O método de gestão por objetivos implica um envolvimento da gestão de topo com a determinação dos objetivos estratégicos para a construção dos objetivos dos níveis seguintes, de modo a garantir uma interligação de todos os níveis influentes na execução dos objetivos da organização. Até então na administração pública portuguesa o envolvimento dos dirigentes de superiores de 1.º grau na gestão do serviço era precário, sendo implementado apenas pela Resolução do Concelho de Ministros n.º 109/2005, de 30 de junho, que determina a construção dos objetivos em cascata, partindo dos objetivos estratégicos para os objetivos dos serviços, dirigentes e colaboradores.

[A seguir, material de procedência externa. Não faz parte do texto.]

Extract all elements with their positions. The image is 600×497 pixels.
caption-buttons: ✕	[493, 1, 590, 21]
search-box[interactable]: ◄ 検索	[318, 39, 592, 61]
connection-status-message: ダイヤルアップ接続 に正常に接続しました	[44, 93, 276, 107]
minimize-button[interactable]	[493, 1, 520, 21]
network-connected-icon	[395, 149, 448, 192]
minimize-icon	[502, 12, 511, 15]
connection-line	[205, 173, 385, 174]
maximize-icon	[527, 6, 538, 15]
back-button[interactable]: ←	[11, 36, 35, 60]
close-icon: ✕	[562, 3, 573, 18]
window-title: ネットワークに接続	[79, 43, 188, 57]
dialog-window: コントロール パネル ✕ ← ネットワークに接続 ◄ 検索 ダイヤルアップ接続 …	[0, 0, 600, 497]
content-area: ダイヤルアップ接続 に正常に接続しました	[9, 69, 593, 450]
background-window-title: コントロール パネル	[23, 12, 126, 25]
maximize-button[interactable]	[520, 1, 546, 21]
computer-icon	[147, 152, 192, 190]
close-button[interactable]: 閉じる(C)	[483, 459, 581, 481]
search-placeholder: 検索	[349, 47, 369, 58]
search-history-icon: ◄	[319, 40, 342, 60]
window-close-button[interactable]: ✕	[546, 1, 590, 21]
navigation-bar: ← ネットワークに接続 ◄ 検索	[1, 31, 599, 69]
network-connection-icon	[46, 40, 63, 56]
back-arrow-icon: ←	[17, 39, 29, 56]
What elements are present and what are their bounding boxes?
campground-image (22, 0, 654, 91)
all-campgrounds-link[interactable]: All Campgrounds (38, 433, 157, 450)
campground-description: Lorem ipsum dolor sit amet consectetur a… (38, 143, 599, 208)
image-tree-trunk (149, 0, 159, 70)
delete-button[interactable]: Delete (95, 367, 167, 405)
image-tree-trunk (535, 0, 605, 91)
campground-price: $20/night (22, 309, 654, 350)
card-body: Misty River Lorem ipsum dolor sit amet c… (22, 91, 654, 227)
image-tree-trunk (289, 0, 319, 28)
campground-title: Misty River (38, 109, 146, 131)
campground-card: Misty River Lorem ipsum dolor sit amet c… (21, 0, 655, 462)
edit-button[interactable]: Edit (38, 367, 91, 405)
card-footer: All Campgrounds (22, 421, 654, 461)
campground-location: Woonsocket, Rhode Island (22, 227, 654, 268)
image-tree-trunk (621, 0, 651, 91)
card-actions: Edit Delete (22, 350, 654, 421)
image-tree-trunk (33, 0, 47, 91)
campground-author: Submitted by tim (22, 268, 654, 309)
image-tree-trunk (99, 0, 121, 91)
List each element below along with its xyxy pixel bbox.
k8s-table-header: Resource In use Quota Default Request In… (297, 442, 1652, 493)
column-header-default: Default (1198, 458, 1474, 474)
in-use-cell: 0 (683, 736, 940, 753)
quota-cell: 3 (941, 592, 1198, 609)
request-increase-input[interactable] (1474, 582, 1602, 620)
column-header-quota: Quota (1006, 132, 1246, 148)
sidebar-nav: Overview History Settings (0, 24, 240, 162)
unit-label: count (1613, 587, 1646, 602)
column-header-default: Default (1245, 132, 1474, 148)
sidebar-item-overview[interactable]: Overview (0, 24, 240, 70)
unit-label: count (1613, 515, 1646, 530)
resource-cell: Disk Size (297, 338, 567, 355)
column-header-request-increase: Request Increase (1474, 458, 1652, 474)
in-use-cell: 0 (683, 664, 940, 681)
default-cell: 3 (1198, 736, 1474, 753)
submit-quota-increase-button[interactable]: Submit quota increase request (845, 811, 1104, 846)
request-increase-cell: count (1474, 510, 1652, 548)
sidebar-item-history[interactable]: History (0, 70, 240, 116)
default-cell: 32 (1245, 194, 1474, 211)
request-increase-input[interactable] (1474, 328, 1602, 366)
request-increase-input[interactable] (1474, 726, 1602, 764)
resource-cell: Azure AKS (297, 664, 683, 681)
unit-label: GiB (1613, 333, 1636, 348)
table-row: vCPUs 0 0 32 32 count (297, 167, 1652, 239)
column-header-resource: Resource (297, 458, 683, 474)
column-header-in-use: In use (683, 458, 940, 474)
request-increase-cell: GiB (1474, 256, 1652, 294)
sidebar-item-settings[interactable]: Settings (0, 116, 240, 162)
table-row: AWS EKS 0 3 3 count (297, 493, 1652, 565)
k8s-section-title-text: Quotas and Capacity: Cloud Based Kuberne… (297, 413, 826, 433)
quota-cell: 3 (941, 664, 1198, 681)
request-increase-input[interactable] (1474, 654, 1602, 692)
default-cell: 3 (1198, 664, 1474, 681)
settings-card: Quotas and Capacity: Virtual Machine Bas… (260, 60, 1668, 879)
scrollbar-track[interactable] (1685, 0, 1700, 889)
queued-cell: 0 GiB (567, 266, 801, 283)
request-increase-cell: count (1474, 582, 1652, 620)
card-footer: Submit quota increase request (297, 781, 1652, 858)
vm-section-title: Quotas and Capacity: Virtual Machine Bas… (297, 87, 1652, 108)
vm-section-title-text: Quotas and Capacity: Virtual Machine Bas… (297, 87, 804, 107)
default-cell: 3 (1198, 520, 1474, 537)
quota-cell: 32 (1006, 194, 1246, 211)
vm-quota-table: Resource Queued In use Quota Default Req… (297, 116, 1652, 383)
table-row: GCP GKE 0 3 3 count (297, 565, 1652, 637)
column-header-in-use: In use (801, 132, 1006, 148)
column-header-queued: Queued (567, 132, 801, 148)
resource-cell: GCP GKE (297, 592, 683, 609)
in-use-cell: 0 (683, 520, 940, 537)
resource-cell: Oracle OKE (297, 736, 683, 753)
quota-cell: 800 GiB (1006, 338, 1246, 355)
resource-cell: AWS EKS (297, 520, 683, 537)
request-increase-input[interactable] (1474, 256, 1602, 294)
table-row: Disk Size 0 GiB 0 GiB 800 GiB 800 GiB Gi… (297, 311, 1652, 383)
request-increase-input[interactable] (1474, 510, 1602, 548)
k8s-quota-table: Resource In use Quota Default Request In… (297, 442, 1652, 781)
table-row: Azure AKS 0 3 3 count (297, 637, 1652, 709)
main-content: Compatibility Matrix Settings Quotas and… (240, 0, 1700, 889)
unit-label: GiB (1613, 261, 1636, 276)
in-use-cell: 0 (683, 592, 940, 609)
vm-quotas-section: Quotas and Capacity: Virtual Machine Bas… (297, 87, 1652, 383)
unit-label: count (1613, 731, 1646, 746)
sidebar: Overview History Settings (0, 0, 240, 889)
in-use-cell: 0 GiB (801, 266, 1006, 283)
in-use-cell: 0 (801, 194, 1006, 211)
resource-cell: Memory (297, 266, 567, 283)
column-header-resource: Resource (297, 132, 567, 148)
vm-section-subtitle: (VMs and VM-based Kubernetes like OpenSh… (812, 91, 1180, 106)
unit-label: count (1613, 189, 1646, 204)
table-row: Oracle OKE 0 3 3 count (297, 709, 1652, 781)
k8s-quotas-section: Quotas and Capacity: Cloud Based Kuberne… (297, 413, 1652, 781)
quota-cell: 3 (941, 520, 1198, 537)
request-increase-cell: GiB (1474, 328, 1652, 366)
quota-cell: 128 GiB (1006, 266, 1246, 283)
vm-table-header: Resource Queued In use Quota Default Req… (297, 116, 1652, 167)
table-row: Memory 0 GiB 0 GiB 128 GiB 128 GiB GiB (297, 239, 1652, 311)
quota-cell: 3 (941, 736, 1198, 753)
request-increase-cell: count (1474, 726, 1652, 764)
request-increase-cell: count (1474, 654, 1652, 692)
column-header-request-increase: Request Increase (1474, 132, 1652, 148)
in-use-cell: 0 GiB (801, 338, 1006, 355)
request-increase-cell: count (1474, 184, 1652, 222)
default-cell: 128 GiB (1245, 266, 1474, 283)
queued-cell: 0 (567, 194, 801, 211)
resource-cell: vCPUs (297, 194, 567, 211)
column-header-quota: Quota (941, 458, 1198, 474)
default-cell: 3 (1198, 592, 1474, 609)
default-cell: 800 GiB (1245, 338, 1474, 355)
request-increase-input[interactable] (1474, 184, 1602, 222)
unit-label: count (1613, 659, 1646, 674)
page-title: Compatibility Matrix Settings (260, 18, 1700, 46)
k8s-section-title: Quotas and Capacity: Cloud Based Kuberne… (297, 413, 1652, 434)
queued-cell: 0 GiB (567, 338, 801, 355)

Se a conceitualização do sistema de avaliação na administração pública já era questionável, dado a sua abrupta implementação sem qualquer formação inicial, as alterações introduzidas por força da Lei do orçamento de estado de 2013, LOE2013, vieram a prejudicar ainda mais o sistema. Ora com a diferenciação de periodicidade entre os subsistemas, os intervenientes no sistema de avaliação ficaram ainda mais desiludidos com o sistema, isto é, sendo o SIADAP 1 anual, o SIADAP 2 trienal e o SIADAP 3 bienal, como é possível a adequada articulação entre eles? Isto implica que exista sempre uma reformulação de objetivos dos trabalhadores ou uma duplicação de objetivos dos serviços. E os dirigentes? Se a avaliação é feita em cascata de cima para baixo, com estas alterações a elaboração de objetivos é determinada do meio para baixo e depois para cima, do subsistema com mais duração para o com menos duração.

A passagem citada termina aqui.